Dr Drugdesign : il suffit de concevoir un " antipoissotique ". Afin d'éviter la toxicité pour les poissons inoffensifs qui habitent naturellement la rivière, il suffit de connaître la forme moléculaire exacte de la bouche du poisson rouge, afin de pouvoir dessiner un insecte empoisonné qui s'adaptera spécifiquement à la bouche de ce poisson toxique. De cette façon, les gentils poissons ne l'avaleront pas.

Dr Ecolovaccin : vous allez empoisonner toutes nos rivières ! Les gros poissons pourront aussi manger les insectes empoisonnés, quelle que soit leur forme, surtout si leur nourriture habituelle se raréfie ! J'ai une meilleure idée. Elevons une quantité considérable de poissons rouges dans notre aquarium expérimental. Puis nous les anesthésierons pour qu'ils ne causent aucun dégât, avant de les injecter massivement dans nos rivières.

Dr Drugdesign : Qu'est-ce que c'est cette histoire ? Injecter des poissons endormis dans une rivière ! Comment voulez-vous que cela ait un effet quelconque ?

Dr Ecolovaccin : c'est simple. Les martins-pêcheurs vont venir s'installer au bord des rivières ainsi inoculées pour manger les poissons endormis. Ces oiseaux vont se multiplier au delà de leur nombre habituel, étant donné l'abondance et la facilité de capture de leur nourriture favorite. L'année prochaine, les oiseaux seront tellement nombreux qu'ils contrôleront facilement la prolifération des poissons rouges.

Dr Drugdesign : mais vous devrez injecter des poissons régulièrement pour maintenir une population suffisante de martins-pêcheurs. Nous n'allons pas gaspiller notre temps et notre argent à élever des poissons rouges pour nourrir ces oiseaux !

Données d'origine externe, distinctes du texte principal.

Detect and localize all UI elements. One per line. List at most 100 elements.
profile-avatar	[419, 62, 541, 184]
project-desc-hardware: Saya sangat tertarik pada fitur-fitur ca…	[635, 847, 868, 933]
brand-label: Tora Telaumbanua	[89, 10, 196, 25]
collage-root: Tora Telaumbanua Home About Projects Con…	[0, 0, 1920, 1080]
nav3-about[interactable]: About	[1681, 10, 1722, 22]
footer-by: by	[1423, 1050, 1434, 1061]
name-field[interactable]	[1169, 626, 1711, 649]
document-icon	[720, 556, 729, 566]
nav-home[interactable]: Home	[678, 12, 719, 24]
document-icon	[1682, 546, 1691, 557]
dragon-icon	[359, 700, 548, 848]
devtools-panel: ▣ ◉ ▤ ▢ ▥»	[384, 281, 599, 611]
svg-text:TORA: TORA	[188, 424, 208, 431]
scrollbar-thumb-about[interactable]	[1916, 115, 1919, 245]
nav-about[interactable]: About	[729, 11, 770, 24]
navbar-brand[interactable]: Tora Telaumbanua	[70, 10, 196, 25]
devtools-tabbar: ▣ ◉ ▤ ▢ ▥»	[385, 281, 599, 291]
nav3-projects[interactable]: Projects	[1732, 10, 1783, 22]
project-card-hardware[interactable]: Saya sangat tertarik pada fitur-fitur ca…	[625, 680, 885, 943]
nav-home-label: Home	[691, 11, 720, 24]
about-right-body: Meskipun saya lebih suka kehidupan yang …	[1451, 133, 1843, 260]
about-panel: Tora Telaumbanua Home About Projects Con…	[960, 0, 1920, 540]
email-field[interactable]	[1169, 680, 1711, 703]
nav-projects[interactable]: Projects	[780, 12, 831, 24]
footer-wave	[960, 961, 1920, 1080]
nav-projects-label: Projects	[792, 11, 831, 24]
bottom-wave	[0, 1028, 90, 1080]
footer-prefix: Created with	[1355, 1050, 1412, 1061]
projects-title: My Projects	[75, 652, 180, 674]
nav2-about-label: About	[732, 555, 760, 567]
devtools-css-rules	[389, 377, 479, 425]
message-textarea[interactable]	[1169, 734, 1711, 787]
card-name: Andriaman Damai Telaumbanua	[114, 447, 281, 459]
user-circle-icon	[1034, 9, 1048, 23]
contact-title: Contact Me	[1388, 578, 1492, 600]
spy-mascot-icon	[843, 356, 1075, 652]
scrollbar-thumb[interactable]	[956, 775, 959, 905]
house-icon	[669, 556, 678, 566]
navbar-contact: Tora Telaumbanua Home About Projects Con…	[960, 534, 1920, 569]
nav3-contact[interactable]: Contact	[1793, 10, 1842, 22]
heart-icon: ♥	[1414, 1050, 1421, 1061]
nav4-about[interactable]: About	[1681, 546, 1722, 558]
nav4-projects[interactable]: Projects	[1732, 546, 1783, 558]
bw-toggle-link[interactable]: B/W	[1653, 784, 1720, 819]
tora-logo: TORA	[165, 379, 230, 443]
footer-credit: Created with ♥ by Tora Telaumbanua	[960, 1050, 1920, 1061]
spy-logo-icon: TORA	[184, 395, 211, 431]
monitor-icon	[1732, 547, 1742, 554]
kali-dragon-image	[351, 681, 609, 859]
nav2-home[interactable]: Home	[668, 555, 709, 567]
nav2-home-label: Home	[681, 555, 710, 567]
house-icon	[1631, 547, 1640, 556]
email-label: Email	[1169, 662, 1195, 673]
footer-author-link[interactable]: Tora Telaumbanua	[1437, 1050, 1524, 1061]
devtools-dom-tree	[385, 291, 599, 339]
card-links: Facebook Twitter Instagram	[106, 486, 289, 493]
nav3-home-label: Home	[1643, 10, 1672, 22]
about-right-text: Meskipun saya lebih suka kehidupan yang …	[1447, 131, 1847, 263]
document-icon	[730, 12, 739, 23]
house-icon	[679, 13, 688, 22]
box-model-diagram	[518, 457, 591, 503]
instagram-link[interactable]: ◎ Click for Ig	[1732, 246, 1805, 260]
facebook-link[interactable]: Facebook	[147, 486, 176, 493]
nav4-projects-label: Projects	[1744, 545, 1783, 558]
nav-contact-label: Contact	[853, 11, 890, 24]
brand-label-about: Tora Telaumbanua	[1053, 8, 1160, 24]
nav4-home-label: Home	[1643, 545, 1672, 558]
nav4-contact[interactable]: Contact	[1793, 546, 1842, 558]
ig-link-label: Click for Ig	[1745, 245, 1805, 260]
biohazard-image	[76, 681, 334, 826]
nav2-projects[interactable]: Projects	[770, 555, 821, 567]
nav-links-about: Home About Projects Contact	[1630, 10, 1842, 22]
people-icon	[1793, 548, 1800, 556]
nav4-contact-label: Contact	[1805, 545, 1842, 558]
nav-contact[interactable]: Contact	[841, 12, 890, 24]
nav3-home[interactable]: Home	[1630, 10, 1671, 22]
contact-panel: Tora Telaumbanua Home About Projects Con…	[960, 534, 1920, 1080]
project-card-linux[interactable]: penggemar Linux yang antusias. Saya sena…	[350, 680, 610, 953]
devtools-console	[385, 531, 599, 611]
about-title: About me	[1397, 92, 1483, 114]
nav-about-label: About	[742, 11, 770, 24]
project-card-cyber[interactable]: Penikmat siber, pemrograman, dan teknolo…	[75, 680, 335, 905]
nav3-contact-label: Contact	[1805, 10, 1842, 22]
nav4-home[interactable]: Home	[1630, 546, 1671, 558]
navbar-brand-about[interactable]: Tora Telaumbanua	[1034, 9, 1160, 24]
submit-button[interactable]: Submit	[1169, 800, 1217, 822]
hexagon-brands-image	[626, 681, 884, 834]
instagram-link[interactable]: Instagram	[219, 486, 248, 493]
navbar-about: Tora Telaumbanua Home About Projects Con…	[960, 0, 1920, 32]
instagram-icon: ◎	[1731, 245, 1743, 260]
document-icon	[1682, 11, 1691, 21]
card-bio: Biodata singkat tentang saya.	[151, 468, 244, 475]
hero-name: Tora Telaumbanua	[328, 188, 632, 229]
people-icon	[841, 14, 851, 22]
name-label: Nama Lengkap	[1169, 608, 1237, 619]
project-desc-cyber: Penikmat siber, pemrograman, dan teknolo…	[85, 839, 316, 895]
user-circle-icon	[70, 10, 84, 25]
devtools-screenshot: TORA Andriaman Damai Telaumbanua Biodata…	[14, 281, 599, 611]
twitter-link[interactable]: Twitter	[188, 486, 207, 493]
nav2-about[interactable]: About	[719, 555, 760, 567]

Dr Ecolovaccin : Il est certain que lorsque les poissons seront consommés, la population de martins-pêcheurs va diminuer. Mais, elle ne diminuera pas en deçà de ses niveaux antérieurs. Il restera certainement quelques oiseaux de trop, comme mémoire de la période d'abondance. Etant donné la longue durée de vie de ces animaux, je pense qu'un rappel de poissons anesthésiés tous les dix ans suffira largement.

Dans cette fable, il suffit de considérer les poissons comme un agent infectieux et les martins-pêcheurs comme des globules blancs capables de les avaler pour obtenir l'équivalent troublant d'une expérience de vaccination. La vaccination résulterait dans ce cas des variations du nombre de proies (les poissons rouges) et de leurs prédateurs (les martins-pêcheurs).